6 março 2009 16:08
6 março 2009 16:08
Consegui finalmente descobrir quem se prontifica a disciplinar-me a biblioteca, arrostando com a esquisitice catalogante que não desisto de propugnar. E se alguma vez acalentei o propósito de entretanto me desfazer de uma boa braçada de espécies irrelevantes, cedo concluiria eu que possui muita força o hábito, e não menor a perversão do gosto. Só de longe a longe me aparece agora um título negligenciável, a meter no caixotinho que tenciono enviar de presente a um querido amigo, ainda mais interessado do que eu no trash que faz virar, contorcida num esgar de nojo, a focinheira dos bem-pensantes. São tantos os livros reles, suscitadores da minha maravilha, que não raro me interrogo sobre a legitimidade, ou sobre a delícia, de fundar uma basta secção de reservados hediondos, não menos honrosa do que a colecção oficial.

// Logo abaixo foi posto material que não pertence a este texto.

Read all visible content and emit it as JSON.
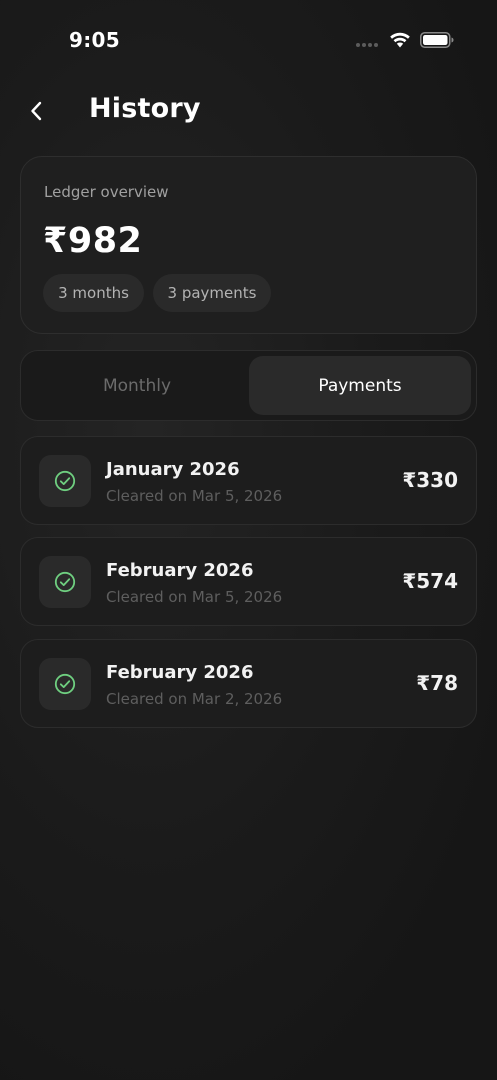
{
  "status_bar": {
    "time": "9:05",
    "icons": [
      "signal-icon",
      "wifi-icon",
      "battery-icon"
    ]
  },
  "header": {
    "back_icon": "chevron-left-icon",
    "title": "History"
  },
  "overview": {
    "label": "Ledger overview",
    "amount": "₹982",
    "chips": [
      "3 months",
      "3 payments"
    ]
  },
  "tabs": {
    "items": [
      "Monthly",
      "Payments"
    ],
    "selected": "Payments"
  },
  "payments": [
    {
      "title": "January 2026",
      "subtitle": "Cleared on Mar 5, 2026",
      "amount": "₹330",
      "icon": "check-circle-icon"
    },
    {
      "title": "February 2026",
      "subtitle": "Cleared on Mar 5, 2026",
      "amount": "₹574",
      "icon": "check-circle-icon"
    },
    {
      "title": "February 2026",
      "subtitle": "Cleared on Mar 2, 2026",
      "amount": "₹78",
      "icon": "check-circle-icon"
    }
  ],
  "colors": {
    "background": "#161616",
    "card": "#1f1f1f",
    "accent_check": "#6fcf80",
    "muted_text": "#5e5e5e"
  }
}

Há aqueles que alguém me ofereceu com afecto, ou com esperança, ou com cândido orgulho, o que tudo conforma um bouquet de sentimentos respeitáveis. Mas existem também os que beneficiam de uma capa de qualidade, incompaginável com a ineficácia do miolo, e os que a exibem tão asquerosa que não poderão deixar de enriquecer, incomparáveis peças, um museu imaginário de horrores. Impõem-se ainda os que contêm a dedicatória esdrúxula, ou patética, ou simplesmente cómica, e que devem por isso permanecer à mão, a fim de me alegrar o serão de Inverno, passado em calorosa companhia. Como alienar depois esses que, monos evidentes que o tempo como tal consagraria, foram pernosticamente saudados, ao surgirem, como "um acto extremo de criação", susceptível de bloquear, e sem apelo nem agravo, a literatura pátria ao longo dos próximos cem anos?
Tenho verificado que entre escritores, e sobretudo quando se trata de avaliar contemporâneos, se fala muito mais, ou com entusiasmo maior, das deficiências das obras do que das respectivas vantagens. Nada pois como conservá-las ao alcance, e de forma a ilustrar com leituras adequadas o desfavor com que as olho, e que alimenta o meu ego de presumível melhor. Daí até expulsar das prateleiras aquilo que se mostra incontestavelmente valioso, e portanto inútil, ou deletério, não irá mais do que um saltinho de pardal. E se não me restou espaço disponível para os tesouros que o futuro me trouxer, que importará isso, se a lixeira que acumulei, e que sinceramente estimo, preencher algumas horas dos pobres dias que vou gastando?
Bem vistas as coisas, não haverá livro que mais me toque do que o que for, se o critério "correcto" me não enganar, o que se chama "realmente mau".